See, what Christ is exposing of his culture is that showing honor was always expected to return the honor. It is a quid pro quo existence; the karma idea that what goes around comes around. And really, isn’t that how we expect our world to run? We do something good, we expect to be rewarded for it, or at least get a little recognition. Because
“we humans are just insecure enough… that there are few things we crave more in this topsy-turvy world than a little order. We want to know where we stand, how we’re doing, how we measure up. And given how small we feel- and, for goodness’ sake, really are- in comparison to the vast cosmos of which we are a part, more often than not we seek that sense of order by comparing ourselves to others. This is why social pecking orders are so important. Love them or hate them- or both- it’s rare that we’re not keenly aware of, and just a little invested in, the pecking order of the various groups we’re a part of” (Lose).

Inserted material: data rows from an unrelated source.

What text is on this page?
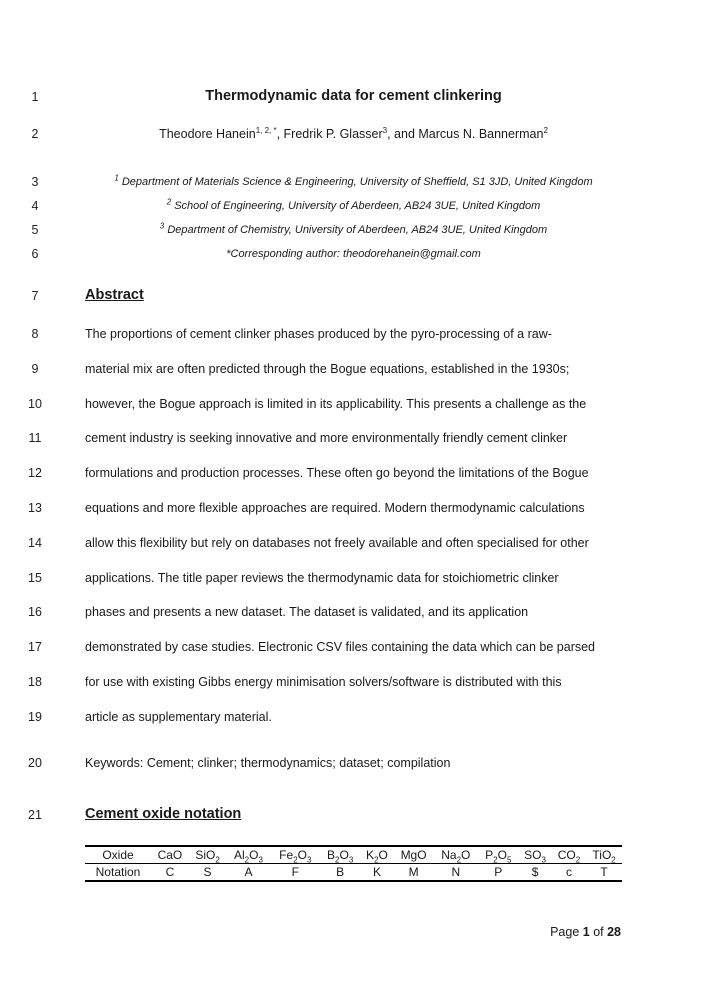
1
2
3
4
5
6
7
8
9
10
11
12
13
14
15
16
17
18
19
20
21
Thermodynamic data for cement clinkering
Theodore Hanein$^{1, 2, *}$, Fredrik P. Glasser$^3$, and Marcus N. Bannerman$^2$
$^1$ Department of Materials Science & Engineering, University of Sheffield, S1 3JD, United Kingdom
$^2$ School of Engineering, University of Aberdeen, AB24 3UE, United Kingdom
$^3$ Department of Chemistry, University of Aberdeen, AB24 3UE, United Kingdom
*Corresponding author: theodorehanein@gmail.com
Abstract
The proportions of cement clinker phases produced by the pyro-processing of a raw-
material mix are often predicted through the Bogue equations, established in the 1930s;
however, the Bogue approach is limited in its applicability. This presents a challenge as the
cement industry is seeking innovative and more environmentally friendly cement clinker
formulations and production processes. These often go beyond the limitations of the Bogue
equations and more flexible approaches are required. Modern thermodynamic calculations
allow this flexibility but rely on databases not freely available and often specialised for other
applications. The title paper reviews the thermodynamic data for stoichiometric clinker
phases and presents a new dataset. The dataset is validated, and its application
demonstrated by case studies. Electronic CSV files containing the data which can be parsed
for use with existing Gibbs energy minimisation solvers/software is distributed with this
article as supplementary material.
Keywords: Cement; clinker; thermodynamics; dataset; compilation
Cement oxide notation
Oxide	CaO	SiO$_2$	$Al_2O_3$	$Fe_2O_3$	$B_2O_3$	$K_2O$	MgO	$Na_2O$	$P_2O_5$	$SO_3$	$CO_2$	TiO$_2$
Notation	C	S	A	F	B	K	M	N	P	$	c	T
Page 1 of 28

But Jesus calls us to stop counting and to stop expecting anything in return. That’s essentially what he is saying when he tells us to invite the poor, the crippled, the lame, and the blind, instead of the rich and powerful, our friends or even our family. When you have a dinner party, no, even fancier, a wedding feast, invite the homeless family that has been living in their car for the past three months; invite the refugee couple with dark skin; invite the transgender teen who has been struggling with bullying at school; invite all of those who society dubs “less than,” because here, at God’s table, there is a seat of honor for them. And we are to do all of this inviting, all of this honor giving, for people who are, in many respects, unable to give any honor back to us.

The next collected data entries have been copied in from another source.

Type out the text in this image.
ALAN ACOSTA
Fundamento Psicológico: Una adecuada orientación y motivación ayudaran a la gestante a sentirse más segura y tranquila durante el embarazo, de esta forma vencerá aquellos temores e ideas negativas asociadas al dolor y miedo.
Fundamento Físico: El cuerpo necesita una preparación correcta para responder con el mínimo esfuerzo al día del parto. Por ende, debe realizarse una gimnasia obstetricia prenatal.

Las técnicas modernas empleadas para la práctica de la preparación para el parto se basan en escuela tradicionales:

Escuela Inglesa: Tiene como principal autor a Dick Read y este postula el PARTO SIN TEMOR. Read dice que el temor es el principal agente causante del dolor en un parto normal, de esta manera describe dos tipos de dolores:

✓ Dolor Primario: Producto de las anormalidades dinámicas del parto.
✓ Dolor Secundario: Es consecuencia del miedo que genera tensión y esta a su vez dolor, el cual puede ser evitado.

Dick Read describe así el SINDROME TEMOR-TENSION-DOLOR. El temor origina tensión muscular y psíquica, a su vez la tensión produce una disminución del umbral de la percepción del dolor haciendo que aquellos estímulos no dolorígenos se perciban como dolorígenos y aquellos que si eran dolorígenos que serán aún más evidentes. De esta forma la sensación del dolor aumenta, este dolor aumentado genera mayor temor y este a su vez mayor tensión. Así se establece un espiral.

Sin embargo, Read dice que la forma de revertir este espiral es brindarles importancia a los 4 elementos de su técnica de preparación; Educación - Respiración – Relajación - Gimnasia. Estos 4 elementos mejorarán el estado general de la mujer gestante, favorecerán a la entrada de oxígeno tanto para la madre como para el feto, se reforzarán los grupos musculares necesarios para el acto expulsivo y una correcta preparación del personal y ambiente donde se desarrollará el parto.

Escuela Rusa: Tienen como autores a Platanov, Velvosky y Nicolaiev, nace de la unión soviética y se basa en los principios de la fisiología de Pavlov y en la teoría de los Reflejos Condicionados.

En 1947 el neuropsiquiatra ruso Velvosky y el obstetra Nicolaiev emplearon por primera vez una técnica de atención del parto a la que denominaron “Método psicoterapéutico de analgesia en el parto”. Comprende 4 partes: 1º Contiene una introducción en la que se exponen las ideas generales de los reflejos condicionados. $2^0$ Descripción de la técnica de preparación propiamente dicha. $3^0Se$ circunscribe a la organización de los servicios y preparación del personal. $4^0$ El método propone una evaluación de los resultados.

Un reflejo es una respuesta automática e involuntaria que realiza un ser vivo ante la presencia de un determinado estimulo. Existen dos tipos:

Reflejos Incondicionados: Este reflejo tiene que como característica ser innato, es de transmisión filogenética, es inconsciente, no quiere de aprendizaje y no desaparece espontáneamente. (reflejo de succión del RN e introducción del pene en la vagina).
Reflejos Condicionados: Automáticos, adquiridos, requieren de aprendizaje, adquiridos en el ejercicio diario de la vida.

Here at this table, when we break bread and drink wine, we are living into the two most important relationships made evident through scripture:
“the relationship we have with God, and the relationship we have with each other and creation. [We] can’t, of course, separate these two- that is, [we] can’t claim much of a relationship with God if [our] relationship with the people around [us] stinks. But,” as David Lose points out, “that works in reverse, too. As we see in today’s reading, precisely because we have been invited into relationship by God- because, that is, God has conferred upon us freely a dignity and worth we could never secure for ourselves- we are free to do the same for others. We are free to put them before ourselves, to lead them to seats of honor, to invite them to be our dinner guests, not because of what they can do for us, but because of what has already been done for all of us” (Lose).
We are called, this morning, to stop counting; “to stop distinguishing one from another, in order to structure our contemporary world.” To put aside “these distinctions [which] hinder us from true fellowship with one another” (Powery).

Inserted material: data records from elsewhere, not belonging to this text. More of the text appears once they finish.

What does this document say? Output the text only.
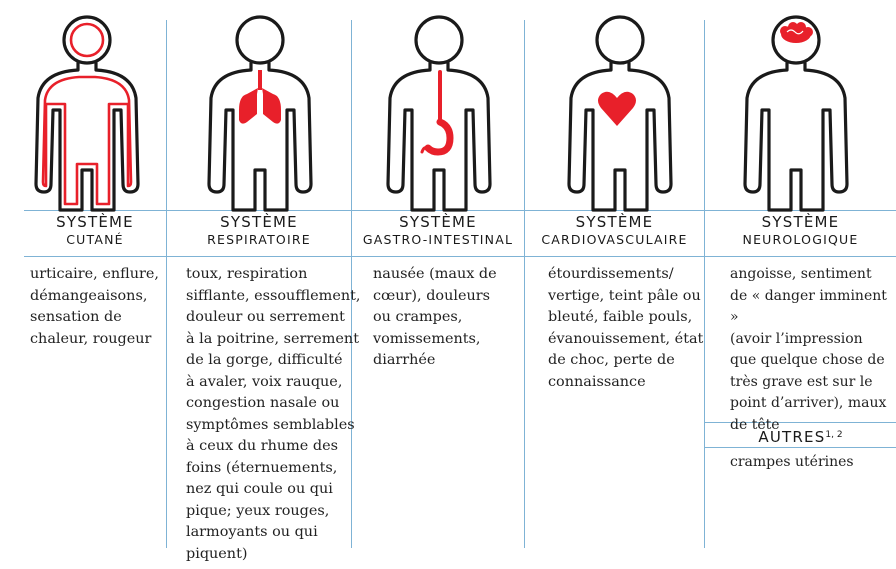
SYSTÈME
CUTANÉ
SYSTÈME
RESPIRATOIRE
SYSTÈME
GASTRO-INTESTINAL
SYSTÈME
CARDIOVASCULAIRE
SYSTÈME
NEUROLOGIQUE
urticaire, enflure,
démangeaisons,
sensation de
chaleur, rougeur
toux, respiration
sifflante, essoufflement,
douleur ou serrement
à la poitrine, serrement
de la gorge, difficulté
à avaler, voix rauque,
congestion nasale ou
symptômes semblables
à ceux du rhume des
foins (éternuements,
nez qui coule ou qui
pique; yeux rouges,
larmoyants ou qui
piquent)
nausée (maux de
cœur), douleurs
ou crampes,
vomissements,
diarrhée
étourdissements/
vertige, teint pâle ou
bleuté, faible pouls,
évanouissement, état
de choc, perte de
connaissance
angoisse, sentiment
de « danger imminent »
(avoir l’impression
que quelque chose de
très grave est sur le
point d’arriver), maux
de tête
AUTRES$^{1, 2}$
crampes utérines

Standing up to cultural norms is hard, and sometimes painful. Walking the walk, so to speak, is difficult. In a culture that values quid pro quo exchanges, and puts a value on everything, giving up the possibility of receiving something back (goods, services, honor, whatever it may be), is really hard to do. But this is the community we are called to build; the kind of fellowship Jesus desires for us. “As Dr. Martin Luther King, Jr. understood, ‘Our goal is to create a beloved community and this will require a quantitative change in our souls as well as a quantitative change in our lives’” (Powery). It’s a hard change to make, but when we gather at this table, we see the beauty of God’s kingdom reflected back at us. And that’s worth counting on. Amen.
Lose, David. “More Than Good Advice [or] Why Jesus Gets Killed, Pt. 2.” Working Preacher. Luther Seminary, 22 Aug. 2010. Web. 9 Mar. 2017.
Powery, Emerson. “Commentary on Luke 14:1, 7-14.” Working Preacher. Luther Seminary, 1 Sept. 2013. Web. 9 Mar. 2017.